Remember, both these techniques are your alternate. Your first option should be the management itself.
In this model, we will use the variable method. Historically, the CAPEX was high, so I will gradually taper it down with an assumption that the company is through with the bulk of its CAPEX cycle. I’ve also assumed that the company has zero disposal of assets.
Now that you have the CAPEX number, isn’t it easy to figure the Closing gross block number? Of course, it is. Let us complete this –
Now that we have the closing gross block number, we can plough these numbers back to the balance sheet.
With this, we have made our first balance sheet projection, so congratulations on that 😊
But why did we plough this back into the Balance sheet right away? Why not complete the depreciation projections and then make the projections in the balance sheet? Well, there is a reason for that.
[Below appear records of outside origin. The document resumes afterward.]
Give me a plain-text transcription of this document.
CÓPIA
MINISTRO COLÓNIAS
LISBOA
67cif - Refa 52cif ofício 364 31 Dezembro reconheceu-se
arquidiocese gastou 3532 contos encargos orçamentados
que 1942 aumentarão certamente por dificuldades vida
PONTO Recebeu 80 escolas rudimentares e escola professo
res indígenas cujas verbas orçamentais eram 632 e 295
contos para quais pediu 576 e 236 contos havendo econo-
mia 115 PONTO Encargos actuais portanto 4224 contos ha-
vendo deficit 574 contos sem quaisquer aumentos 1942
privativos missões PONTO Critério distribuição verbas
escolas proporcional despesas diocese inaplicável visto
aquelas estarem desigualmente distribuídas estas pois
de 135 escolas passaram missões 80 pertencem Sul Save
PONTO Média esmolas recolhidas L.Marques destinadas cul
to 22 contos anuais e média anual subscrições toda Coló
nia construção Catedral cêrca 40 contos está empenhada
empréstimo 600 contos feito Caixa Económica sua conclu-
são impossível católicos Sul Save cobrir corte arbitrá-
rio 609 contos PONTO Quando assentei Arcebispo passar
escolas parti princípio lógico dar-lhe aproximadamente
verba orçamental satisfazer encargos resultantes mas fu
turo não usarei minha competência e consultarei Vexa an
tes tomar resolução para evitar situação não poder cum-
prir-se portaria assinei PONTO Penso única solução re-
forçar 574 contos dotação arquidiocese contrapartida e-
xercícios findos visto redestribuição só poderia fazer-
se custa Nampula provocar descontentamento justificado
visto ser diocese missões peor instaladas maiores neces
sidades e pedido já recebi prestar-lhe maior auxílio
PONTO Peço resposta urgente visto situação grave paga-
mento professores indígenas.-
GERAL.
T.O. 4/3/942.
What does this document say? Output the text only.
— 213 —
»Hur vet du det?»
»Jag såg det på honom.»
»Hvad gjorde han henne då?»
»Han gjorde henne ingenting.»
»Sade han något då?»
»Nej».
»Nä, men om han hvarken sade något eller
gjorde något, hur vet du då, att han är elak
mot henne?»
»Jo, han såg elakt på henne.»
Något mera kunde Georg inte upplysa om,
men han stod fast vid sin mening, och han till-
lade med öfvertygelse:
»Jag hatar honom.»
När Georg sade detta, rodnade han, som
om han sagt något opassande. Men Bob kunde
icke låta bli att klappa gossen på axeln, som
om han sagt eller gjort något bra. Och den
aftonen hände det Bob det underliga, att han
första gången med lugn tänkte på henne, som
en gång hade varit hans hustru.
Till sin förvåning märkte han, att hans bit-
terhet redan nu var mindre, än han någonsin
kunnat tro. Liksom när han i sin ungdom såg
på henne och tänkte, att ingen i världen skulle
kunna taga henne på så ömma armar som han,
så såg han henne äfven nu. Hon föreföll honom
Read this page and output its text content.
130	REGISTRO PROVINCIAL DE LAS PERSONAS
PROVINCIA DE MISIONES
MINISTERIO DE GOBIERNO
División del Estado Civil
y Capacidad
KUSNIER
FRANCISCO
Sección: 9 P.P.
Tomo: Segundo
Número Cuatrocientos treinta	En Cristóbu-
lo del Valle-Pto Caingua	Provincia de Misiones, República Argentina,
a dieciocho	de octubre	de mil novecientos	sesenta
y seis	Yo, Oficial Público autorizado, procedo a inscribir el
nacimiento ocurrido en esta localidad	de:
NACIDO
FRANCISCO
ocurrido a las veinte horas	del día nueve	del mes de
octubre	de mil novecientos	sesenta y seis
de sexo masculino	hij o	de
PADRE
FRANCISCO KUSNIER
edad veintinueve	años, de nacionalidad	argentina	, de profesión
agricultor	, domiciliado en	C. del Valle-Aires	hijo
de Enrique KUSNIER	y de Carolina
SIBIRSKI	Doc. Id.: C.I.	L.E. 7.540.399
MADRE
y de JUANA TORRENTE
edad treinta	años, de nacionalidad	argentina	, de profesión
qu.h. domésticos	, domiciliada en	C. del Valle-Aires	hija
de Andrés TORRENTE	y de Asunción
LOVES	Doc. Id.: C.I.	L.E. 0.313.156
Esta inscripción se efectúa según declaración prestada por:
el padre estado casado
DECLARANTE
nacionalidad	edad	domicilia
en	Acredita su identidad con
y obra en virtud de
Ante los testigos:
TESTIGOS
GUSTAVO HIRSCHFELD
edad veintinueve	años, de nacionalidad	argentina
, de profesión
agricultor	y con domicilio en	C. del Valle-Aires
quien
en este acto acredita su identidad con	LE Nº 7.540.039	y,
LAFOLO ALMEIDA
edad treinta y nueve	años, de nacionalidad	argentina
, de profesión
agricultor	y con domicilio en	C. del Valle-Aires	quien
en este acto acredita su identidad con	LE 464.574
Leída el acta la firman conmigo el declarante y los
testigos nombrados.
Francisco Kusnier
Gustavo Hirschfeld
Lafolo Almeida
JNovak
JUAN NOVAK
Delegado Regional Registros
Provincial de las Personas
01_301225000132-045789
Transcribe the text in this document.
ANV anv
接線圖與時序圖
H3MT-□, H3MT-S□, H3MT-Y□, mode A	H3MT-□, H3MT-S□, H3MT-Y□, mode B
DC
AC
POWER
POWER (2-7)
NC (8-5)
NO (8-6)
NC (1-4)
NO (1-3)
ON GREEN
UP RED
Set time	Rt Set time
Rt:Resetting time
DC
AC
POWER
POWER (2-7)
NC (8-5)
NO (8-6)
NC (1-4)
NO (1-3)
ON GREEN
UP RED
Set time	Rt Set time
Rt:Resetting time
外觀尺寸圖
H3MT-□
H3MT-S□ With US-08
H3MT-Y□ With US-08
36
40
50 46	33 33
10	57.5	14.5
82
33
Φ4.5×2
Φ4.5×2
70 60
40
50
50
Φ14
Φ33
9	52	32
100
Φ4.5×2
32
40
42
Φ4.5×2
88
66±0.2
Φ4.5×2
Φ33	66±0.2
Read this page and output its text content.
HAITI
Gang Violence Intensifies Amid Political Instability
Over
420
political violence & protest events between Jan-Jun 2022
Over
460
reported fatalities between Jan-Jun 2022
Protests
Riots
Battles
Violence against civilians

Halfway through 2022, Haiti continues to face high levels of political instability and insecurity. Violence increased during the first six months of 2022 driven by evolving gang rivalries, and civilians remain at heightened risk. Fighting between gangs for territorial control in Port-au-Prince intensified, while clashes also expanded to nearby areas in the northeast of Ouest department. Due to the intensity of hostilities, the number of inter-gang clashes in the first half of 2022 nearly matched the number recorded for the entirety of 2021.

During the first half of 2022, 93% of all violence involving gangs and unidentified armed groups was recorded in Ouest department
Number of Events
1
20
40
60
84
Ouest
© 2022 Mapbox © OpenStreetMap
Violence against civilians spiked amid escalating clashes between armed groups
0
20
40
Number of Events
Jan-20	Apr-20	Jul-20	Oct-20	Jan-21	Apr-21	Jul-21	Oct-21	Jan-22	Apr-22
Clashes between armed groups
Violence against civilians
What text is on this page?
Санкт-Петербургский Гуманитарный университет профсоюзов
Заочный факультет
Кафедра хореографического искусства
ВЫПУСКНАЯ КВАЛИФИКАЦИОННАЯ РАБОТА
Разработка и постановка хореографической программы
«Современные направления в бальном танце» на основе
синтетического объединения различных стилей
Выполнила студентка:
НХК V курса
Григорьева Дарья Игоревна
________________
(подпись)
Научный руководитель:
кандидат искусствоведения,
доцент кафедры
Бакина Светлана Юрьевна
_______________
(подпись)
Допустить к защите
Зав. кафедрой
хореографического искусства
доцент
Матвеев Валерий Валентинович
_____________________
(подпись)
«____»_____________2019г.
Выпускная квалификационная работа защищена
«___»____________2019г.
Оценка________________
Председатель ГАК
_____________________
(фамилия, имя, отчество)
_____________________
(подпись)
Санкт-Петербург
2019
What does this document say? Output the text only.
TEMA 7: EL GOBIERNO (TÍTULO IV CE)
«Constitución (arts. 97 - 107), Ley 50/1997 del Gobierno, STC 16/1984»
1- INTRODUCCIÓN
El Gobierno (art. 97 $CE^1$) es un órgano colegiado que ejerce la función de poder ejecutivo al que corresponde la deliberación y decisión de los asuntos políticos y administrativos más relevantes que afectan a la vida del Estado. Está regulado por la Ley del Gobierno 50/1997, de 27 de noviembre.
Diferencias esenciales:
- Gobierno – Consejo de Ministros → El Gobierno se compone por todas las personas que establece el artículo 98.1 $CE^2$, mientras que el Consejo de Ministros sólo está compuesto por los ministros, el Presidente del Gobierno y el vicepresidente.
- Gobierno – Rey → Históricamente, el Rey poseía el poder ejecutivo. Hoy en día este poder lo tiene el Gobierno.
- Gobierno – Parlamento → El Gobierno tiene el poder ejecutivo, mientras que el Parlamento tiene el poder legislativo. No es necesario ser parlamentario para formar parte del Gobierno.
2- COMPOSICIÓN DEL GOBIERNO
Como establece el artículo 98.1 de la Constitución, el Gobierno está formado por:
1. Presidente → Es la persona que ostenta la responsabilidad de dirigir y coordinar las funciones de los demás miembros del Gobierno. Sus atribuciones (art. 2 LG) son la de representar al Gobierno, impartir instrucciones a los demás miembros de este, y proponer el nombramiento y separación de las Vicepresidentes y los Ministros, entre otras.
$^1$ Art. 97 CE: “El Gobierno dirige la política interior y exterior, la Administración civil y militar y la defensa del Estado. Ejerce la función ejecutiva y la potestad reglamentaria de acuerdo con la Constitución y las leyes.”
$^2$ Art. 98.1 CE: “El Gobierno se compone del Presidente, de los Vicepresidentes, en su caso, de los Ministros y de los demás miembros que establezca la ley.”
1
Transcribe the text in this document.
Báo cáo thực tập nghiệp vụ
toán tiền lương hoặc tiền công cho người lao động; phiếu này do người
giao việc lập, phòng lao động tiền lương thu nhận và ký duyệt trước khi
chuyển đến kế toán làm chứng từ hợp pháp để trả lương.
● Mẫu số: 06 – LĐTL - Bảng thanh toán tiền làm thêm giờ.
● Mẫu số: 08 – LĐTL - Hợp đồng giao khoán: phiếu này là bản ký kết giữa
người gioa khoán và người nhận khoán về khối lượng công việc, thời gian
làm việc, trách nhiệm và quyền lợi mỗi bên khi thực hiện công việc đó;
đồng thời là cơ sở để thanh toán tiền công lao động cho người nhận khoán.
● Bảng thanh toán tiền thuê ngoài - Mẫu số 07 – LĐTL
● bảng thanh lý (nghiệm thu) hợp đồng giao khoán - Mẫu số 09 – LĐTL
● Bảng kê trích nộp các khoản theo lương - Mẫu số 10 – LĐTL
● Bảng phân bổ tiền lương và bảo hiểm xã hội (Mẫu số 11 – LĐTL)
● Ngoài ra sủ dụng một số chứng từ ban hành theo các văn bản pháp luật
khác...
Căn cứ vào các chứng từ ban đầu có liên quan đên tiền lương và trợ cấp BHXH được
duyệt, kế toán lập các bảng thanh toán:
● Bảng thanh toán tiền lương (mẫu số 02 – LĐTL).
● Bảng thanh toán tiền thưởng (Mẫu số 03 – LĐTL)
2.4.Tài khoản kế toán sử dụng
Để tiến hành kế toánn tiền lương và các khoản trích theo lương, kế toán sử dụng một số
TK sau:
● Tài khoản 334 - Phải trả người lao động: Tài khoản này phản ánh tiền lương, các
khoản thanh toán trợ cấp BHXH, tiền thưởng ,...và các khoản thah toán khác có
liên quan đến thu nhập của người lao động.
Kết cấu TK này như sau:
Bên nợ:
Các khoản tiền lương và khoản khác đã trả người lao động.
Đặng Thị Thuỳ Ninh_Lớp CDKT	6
I’m tempted to continue that explanation here, but I guess this is a super long chapter already. I promise I’ll put up the next chapter quickly, which will have this explanation.
Stay tuned until then!
Key takeaways from this chapter
- As per the base rule, the closing balance for year 1 is the opening balance for year 2. We use base rule across many schedules in a financial model
- Gross block includes all the assets that the company owns; usually, the gross block number is a heavyweight on the asset side
- Capital expenditure or the CAPEX of a company includes all funds spent on acquiring new assets or maintaining assets
- Asset schedule helps us extract the CAPEX numbers from the gross block number
- To project the CAPEX, ideally, one should look at what the management has to say
- Other CAPEX projections techniques include the averages and the variable method.